In an Excel file evaluate whether your chosen company should invest in a hybrid car or its gasoline-engine counterpart. Select two car models that are similar, with one being a hybrid model and one being the non-hybrid model (for example the Honda Civic is available as a hybrid or a gasoline-engine model). Assume the company is planning on keeping this car for 10 years and at the end of the 10 years, the resale value of both models will be negligible.
Research the cost of each model (include taxes and title costs). Also, obtain an estimate of the miles-per-gallon fuel efficiency of each model.
Estimate the number of miles the car will be driven each year. Also estimate the average cost of a gallon of fuel over this time frame.
Given your previous estimates, estimate the total cost of driving the hybrid model for one year. Also estimate the total cost of driving the non-hybrid model for one year. Calculate the savings offered by the hybrid over the non-hybrid model.
Calculate the NPV (chose a realistic required rate of return) of the hybrid model, using the annual fuel savings as the annual cash inflow for the 10 years the company owns the car.
Compare the NPV of the hybrid model with the cost of the gasoline-engine model. Which model has the lowest costs (the lowest NPV)? From a purely financial standpoint, does the hybrid model make sense?
Using your chosen required rate of return, compute the IRR for each of these investments.

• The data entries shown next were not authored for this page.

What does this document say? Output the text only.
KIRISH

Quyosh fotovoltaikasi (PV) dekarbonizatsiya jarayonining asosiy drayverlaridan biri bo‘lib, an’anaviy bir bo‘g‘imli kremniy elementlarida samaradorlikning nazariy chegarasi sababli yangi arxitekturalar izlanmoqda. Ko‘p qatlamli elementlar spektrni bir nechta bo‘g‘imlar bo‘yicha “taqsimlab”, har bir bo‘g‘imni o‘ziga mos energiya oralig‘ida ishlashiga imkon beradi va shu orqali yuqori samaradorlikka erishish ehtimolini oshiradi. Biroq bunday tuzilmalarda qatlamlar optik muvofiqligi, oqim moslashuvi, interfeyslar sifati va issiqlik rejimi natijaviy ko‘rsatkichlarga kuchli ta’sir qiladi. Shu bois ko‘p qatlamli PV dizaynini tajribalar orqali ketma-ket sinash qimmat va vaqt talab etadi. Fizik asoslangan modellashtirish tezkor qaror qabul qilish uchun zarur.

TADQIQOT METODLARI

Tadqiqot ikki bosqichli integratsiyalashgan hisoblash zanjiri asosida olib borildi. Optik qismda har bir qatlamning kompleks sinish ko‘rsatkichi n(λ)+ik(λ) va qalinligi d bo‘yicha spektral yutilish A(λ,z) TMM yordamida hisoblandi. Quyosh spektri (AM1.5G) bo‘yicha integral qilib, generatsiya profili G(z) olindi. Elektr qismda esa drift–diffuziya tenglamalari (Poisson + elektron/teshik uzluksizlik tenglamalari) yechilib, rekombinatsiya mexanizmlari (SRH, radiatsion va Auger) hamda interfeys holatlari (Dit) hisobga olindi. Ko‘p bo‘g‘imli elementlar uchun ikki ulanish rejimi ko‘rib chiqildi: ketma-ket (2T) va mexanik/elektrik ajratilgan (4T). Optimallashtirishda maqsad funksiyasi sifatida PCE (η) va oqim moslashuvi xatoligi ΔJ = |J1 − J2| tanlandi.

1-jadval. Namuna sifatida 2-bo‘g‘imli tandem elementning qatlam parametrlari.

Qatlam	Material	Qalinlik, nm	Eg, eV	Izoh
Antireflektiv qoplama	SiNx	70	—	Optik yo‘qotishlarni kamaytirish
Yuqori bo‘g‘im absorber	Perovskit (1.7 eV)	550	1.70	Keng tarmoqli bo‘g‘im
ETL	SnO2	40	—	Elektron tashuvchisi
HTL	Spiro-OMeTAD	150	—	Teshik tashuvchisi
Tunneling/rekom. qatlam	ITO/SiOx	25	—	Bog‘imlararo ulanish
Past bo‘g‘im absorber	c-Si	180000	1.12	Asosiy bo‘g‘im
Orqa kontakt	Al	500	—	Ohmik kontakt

Which appears the better choice?
Now look at the payback period of the hybrid model. Use the difference between the cost of the hybrid model and the gasoline-engine model as the investment. Use the annual fuel savings as the expected annual net cash inflow. Ignoring the time value of money, how long does it take for the additional cost of the hybrid model to pay for itself through fuel savings?
What qualitative factors might affect the decision about which model to purchase?